Ella misma había sido víctima de este ambiente de soledad al enamorarse de Watson. Creía poder jugar con los hombres, despreciándoles. Así se lo había manifestado una noche á Robledo, mirando con lástima á sus solicitantes. Pero Ricardo era la juventud, la frescura varonil, el hombre adorado por el primer amor de una adolescente y que por esto mismo representa una tentación para la coqueta madura, ganosa de quitárselo á la otra mujer. Sentía la necesidad de convencerse á sí misma de que aún guardaba su antiguo poder de seducción, trastornando la existencia del joven ingeniero… Y ahora debía sufrir cruelmente en su vanidad, al verse despreciada por el único hombre que había llegado á interesarle en este desierto.
Robledo acabó por compadecer á la esposa de Torrebianca con una conmiseración algo despectiva.
– Cree haber nacido para vivir en lo más alto, y la desgracia se complace en hacerla caer… Nada tiene de extraño que sea mala, faltándole el consuelo de la modestia y la resignación.

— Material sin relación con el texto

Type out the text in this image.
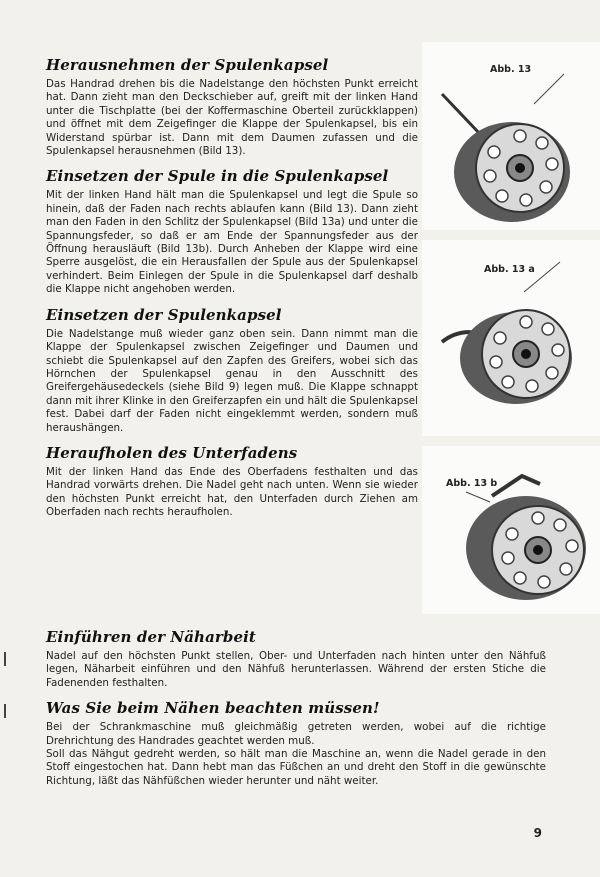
Herausnehmen der Spulenkapsel

Das Handrad drehen bis die Nadelstange den höchsten Punkt erreicht hat. Dann zieht man den Deckschieber auf, greift mit der linken Hand unter die Tischplatte (bei der Koffermaschine Oberteil zurückklappen) und öffnet mit dem Zeigefinger die Klappe der Spulenkapsel, bis ein Widerstand spürbar ist. Dann mit dem Daumen zufassen und die Spulenkapsel herausnehmen (Bild 13).

Einsetzen der Spule in die Spulenkapsel

Mit der linken Hand hält man die Spulenkapsel und legt die Spule so hinein, daß der Faden nach rechts ablaufen kann (Bild 13). Dann zieht man den Faden in den Schlitz der Spulenkapsel (Bild 13a) und unter die Spannungsfeder, so daß er am Ende der Spannungsfeder aus der Öffnung herausläuft (Bild 13b). Durch Anheben der Klappe wird eine Sperre ausgelöst, die ein Herausfallen der Spule aus der Spulenkapsel verhindert. Beim Einlegen der Spule in die Spulenkapsel darf deshalb die Klappe nicht angehoben werden.

Einsetzen der Spulenkapsel

Die Nadelstange muß wieder ganz oben sein. Dann nimmt man die Klappe der Spulenkapsel zwischen Zeigefinger und Daumen und schiebt die Spulenkapsel auf den Zapfen des Greifers, wobei sich das Hörnchen der Spulenkapsel genau in den Ausschnitt des Greifergehäusedeckels (siehe Bild 9) legen muß. Die Klappe schnappt dann mit ihrer Klinke in den Greiferzapfen ein und hält die Spulenkapsel fest. Dabei darf der Faden nicht eingeklemmt werden, sondern muß heraushängen.

Heraufholen des Unterfadens

Mit der linken Hand das Ende des Oberfadens festhalten und das Handrad vorwärts drehen. Die Nadel geht nach unten. Wenn sie wieder den höchsten Punkt erreicht hat, den Unterfaden durch Ziehen am Oberfaden nach rechts heraufholen.

Einführen der Näharbeit

Nadel auf den höchsten Punkt stellen, Ober- und Unterfaden nach hinten unter den Nähfuß legen, Näharbeit einführen und den Nähfuß herunterlassen. Während der ersten Stiche die Fadenenden festhalten.

Was Sie beim Nähen beachten müssen!

Bei der Schrankmaschine muß gleichmäßig getreten werden, wobei auf die richtige Drehrichtung des Handrades geachtet werden muß.

Soll das Nähgut gedreht werden, so hält man die Maschine an, wenn die Nadel gerade in den Stoff eingestochen hat. Dann hebt man das Füßchen an und dreht den Stoff in die gewünschte Richtung, läßt das Nähfüßchen wieder herunter und näht weiter.

Abb. 13
Abb. 13 a
Abb. 13 b
9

Pareció asustarse el español al considerar lo que probablemente podía ocurrir en la Presa después del suceso de aquella mañana.
– El contratista muerto… el ingeniero director fugitivo… Habrá que suspender los trabajos… Van á retrasarse las obras del dique, y llegarán las crecidas sin que las tengamos terminadas. ¡Qué situación! Hay que ir á Buenos Aires en busca de remedio.
Y pasó gran parte de la noche sin poder dormir, desvelado por estas preocupaciones.
Watson montó á caballo la mañana siguiente, pero en vez de dirigirse al lugar donde se abrían los canales, se encaminó á la estancia de Rojas. Mientras el gobierno no enviase un nuevo director para la terminación del dique, los trabajos de la empresa ideada por Robledo resultarían inútiles y era prudente suspenderlos.
Al llegar cerca de la estancia quiso descender de su caballo para abrir una «tranquera», armazón de palos que servía de puerta, obstruyendo el camino; pero vió junto á ella un pequeño mestizo, de diez años, gordinflón, con ojos aterciopelados de antílope y una tez lustrosa de color chocolate claro, que le contemplaba sonriente, metiéndose un dedo en la nariz.
– Esta mañana – dijo – salió disparado el patrón… Anoche nos robaron una vaca.
Pero Ricardo le preguntó algo que consideraba más interesante.
– ¿Dónde está tu patroncita, Cachafaz?
El llamado Cachafaz, á causa de sus diabluras, sacó el índice que tenía en la nariz para señalar á lo lejos.
– Ahorita mismo acaba de dirse. La encontrará ahí cerquita no más.
Y con el dedo fué señalando toda la línea del horizonte.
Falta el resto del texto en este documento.